In the 1930s, when Hassan Al Banna, the founder of the Muslim Brotherhood, asked the founder of Saudi Arabia, King Abdulaziz, for permission to open a branch of his movement in the Kingdom, the King rejected the request as unnecessary. "The entire Kingdom is a branch for the Brotherhood and all Saudis are Muslim brothers," he replied. The King wanted to close the door firmly on any independent political activity, but he also spoke the truth. If the Brotherhood's goal was to establish a Muslim state and a Muslim society, this already existed in Saudi Arabia. The Kingdom itself is the product of a revivalist Islamic movement.
Even so, Islamic opposition movements have long operated in the Kingdom. Some, like the extremists who seized Mecca's Grand Mosque in 1979, have used violence to oppose what they consider the Saudi state's insufficiently Islamic character. Al Qaeda and its local offshoots are a part of this violent tendency.
Nonviolent movements are another facet of the Saudi Islamic opposition landscape. The Muslim Brotherhood made its way into the Kingdom in the 1970s at the hands of Egyptian and Syrian teachers. For the next two decades, the Brotherhood was Saudi Arabia's leading nonviolent Islamist group. The Brotherhood emphasized educational and spiritual activities and the plight of Muslims outside the Kingdom's borders.

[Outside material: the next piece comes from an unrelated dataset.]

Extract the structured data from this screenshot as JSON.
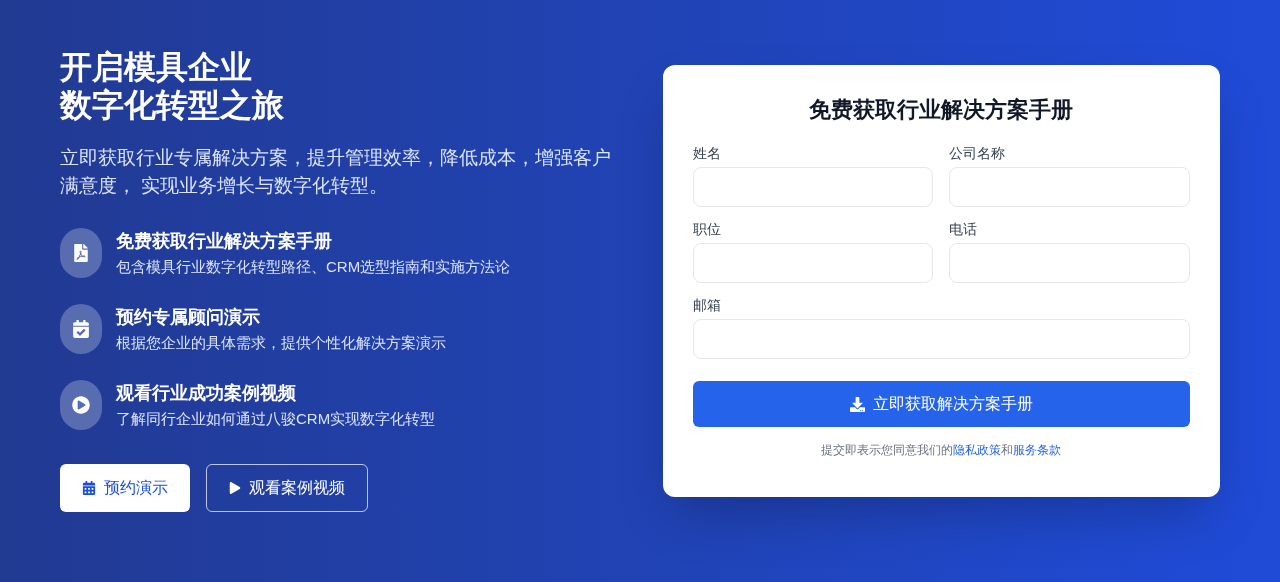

The Muslim Brotherhood's appeal in Saudi Arabia seriously declined in 1990-1991, when Brotherhood affiliates in other Arab countries hesitated to endorse military action to liberate Kuwait from Iraqi occupation and to defend the Kingdom against Iraqi aggression.
The erosion of the Brotherhood's standing, combined with the unprecedented environment of criticism of the Saudi state that prevailed after the 1991 Gulf War, led to the emergence of a home-grown Islamic opposition, in the form of Salafis. The Salafis are puritans who claim they only follow the practice and theology of the Prophet Mohamed's followers in the early time of Islam. The Salafis distanced themselves from what they considered the Brotherhood's liberal interpretation of Islam but adopted its organizational structure. Salafis also criticized the Saudi leadership for domestic "wrongdoing" that in their view violated Islamic principles. In short, they demanded that the Saudi state must reform to become more Islamic. The appeal of the Salafi reformers' message, along with their organizational strength (their followers have permeated the Ministry of Education and the Ministry of Islamic Affairs), earned them wide popularity, especially among youth.
Throughout the 1990s, however, the Saudi leadership rejected their demands for reform, even imprisoning a number of them. Indeed, since the Kingdom's founding, the state won all confrontations with hard-line Islamic opposition forces, and enjoyed strong public backing in doing so. But since the attacks of September 11, 2001, and particularly since the May and November 2003 terrorist attacks in Riyadh, the Saudi leadership has felt newly vulnerable, and thus has become more receptive to some demands for reform. It has included more than a dozen Salafis, along with other Islamists and liberals, in the National Dialogue, a soul-searching process on reform that began last fall. The attacks have also emboldened progressive Islamists to blame Salafi doctrine and preaching for radicalizing some Saudi youth. Such criticism would have been too politically risky prior to the Riyadh bombings.
In this new environment, splits within the Salafi movement on crucial theological and policy matters are becoming apparent. The Salafis have been unable to offer coherent positions on issues under discussion in the National Dialogue. These issues include the need to update laws and regulations, modernize the educational curriculum, expand women's employment, adopt a more tolerant jurisprudence, open the doors of Saudi Arabia to the rest of the world, and comply with international law.
Recently some of the relatively more progressive Salafis, such as the writer Mansoor Anugaidan and the former judge Abdulaziz Al Kasim, along with Brotherhood figures and independent scholars, have come to represent a new "group," the so-called neo-Islamists. They are distinguished by their receptivity to the forces of modernity. So far, the neo-Islamists are participating constructively in the National Dialogue. They use the Quran, the Sunna, and even Salafi jurisprudence to support their modernizing platform, which includes supporting civil society, introducing a more tolerant religious curriculum, codifying the Sharia, and holding elections for a parliamentary form of government.
Not only are the neo-Islamists' reform ideas a dramatic departure from the Salafi opposition's longstanding discourse, but some of them are, remarkably, more progressive than what senior officials themselves are willing to endorse. Crown Prince Abdullah, for instance, described the neo-Islamists' recent proposal for a constitutional monarchy as a "leap in the dark." It is uncertain whether neo-Islamists could ever manage to build the institutional networks and gain the popular support that have led the Salafis to dominate the Islamic opposition for so many years. But the fact that Saudi Islamists have even put forward such ideas illustrates the dynamism that Saudi Arabia, a deeply conservative country, is experiencing.
Jamal Khashoggi is media advisor to the Ambassador of Saudi Arabia to the United Kingdom. Previously, he was the editor of the Saudi newspaper Al Watan.